Was den Fall so brisant macht, ist die Tatsache, dass Rosen im Durchsuchungsbefehl selbst offiziell der Beihilfe bezichtigt und sogar als "Mitverschwörer" bezeichnet wird. Das ist ein Novum - bislang wurde in den USA noch nie ein Journalist für die Veröffentlichung von geheimen Informationen wegen Spionage angeklagt.

James Rosen interviewt Außenminister John Kerry Foto: REUTERS/Olivia Harris

James Rosen interviewt Außenminister John Kerry

"Die Veröffentlichung des Durchsuchungsbefehls im Fall Rosen zeigt, dass Präsident Barack Obama Terrain betritt, dass noch nie ein Präsident zuvor betreten hat", schrieb der Jurist James C. Goodale, der seinerzeit für die New York Times über die "Pentagon Papers" berichtet hatte, kürzlich in dem Blatt. Nur Richard Nixon habe der Pressefreiheit größeren Schaden zugefügt als Obama, so Goodale weiter.
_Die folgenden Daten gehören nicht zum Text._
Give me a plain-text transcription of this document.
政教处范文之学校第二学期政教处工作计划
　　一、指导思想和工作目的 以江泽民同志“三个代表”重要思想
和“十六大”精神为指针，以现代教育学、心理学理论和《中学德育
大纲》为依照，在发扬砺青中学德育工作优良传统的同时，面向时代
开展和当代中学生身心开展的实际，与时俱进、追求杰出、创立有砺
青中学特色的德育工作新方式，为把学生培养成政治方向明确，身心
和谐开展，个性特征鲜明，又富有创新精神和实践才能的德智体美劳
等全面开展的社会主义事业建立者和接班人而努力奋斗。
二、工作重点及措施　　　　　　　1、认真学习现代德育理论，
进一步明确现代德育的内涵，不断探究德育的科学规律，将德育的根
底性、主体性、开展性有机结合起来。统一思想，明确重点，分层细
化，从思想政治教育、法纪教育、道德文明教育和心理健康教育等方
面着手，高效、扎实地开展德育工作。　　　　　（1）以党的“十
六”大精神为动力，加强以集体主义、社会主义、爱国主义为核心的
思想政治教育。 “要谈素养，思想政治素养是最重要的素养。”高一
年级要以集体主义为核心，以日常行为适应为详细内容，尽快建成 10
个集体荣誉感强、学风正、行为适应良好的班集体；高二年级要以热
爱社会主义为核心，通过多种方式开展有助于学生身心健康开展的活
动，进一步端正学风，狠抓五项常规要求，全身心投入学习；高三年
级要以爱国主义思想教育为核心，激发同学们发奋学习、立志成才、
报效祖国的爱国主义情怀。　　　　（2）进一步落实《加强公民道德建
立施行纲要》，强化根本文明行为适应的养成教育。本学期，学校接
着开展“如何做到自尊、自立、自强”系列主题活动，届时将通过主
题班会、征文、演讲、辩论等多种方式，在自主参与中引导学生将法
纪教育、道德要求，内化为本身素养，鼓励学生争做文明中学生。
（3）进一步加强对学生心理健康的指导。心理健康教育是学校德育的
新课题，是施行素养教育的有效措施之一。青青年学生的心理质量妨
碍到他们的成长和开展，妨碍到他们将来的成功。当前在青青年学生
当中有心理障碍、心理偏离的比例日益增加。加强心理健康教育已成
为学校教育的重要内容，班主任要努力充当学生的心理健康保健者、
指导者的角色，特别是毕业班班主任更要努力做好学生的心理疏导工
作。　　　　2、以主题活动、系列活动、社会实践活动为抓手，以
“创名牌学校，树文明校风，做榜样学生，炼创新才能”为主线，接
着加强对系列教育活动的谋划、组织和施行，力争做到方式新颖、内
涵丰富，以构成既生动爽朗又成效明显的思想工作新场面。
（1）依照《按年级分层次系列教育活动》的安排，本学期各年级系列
Veröffentlichung als Geheimnisverrat

"Ich glaube, es besteht die sehr reale Möglichkeit, dass es in nicht allzu ferner Zukunft Gerichtsurteile gibt, die erklären, dass Journalisten selbst der Spionage angeklagt werden können, weil sie geheime Informationen erhalten und weitergegeben haben", sagt Jane Kirtley, Professorin für Medienethik und Recht an der Universität von Minnesota.

Bislang hätte es für diese Art der Auslegung des Rechts in den USA keine Grundlage gegeben. Denn schließlich, so Kirtley, hätten Journalisten keine Vertraulichkeitserklärung unterschrieben und zudem gebe es in den USA - anders als beispielsweise in Großbritannien - auch kein Geheimhaltungsgesetz.

"Aber jetzt gibt es Stimmen aus der Regierung und aus dem Kongress, die sagen, dass schon die Veröffentlichung von geheimen Informationen im Internet oder anderswo gleichbedeutend ist mit der Weitergabe an Terroristen oder Feinde", sagt Kirtley. "Das ist unglaublich."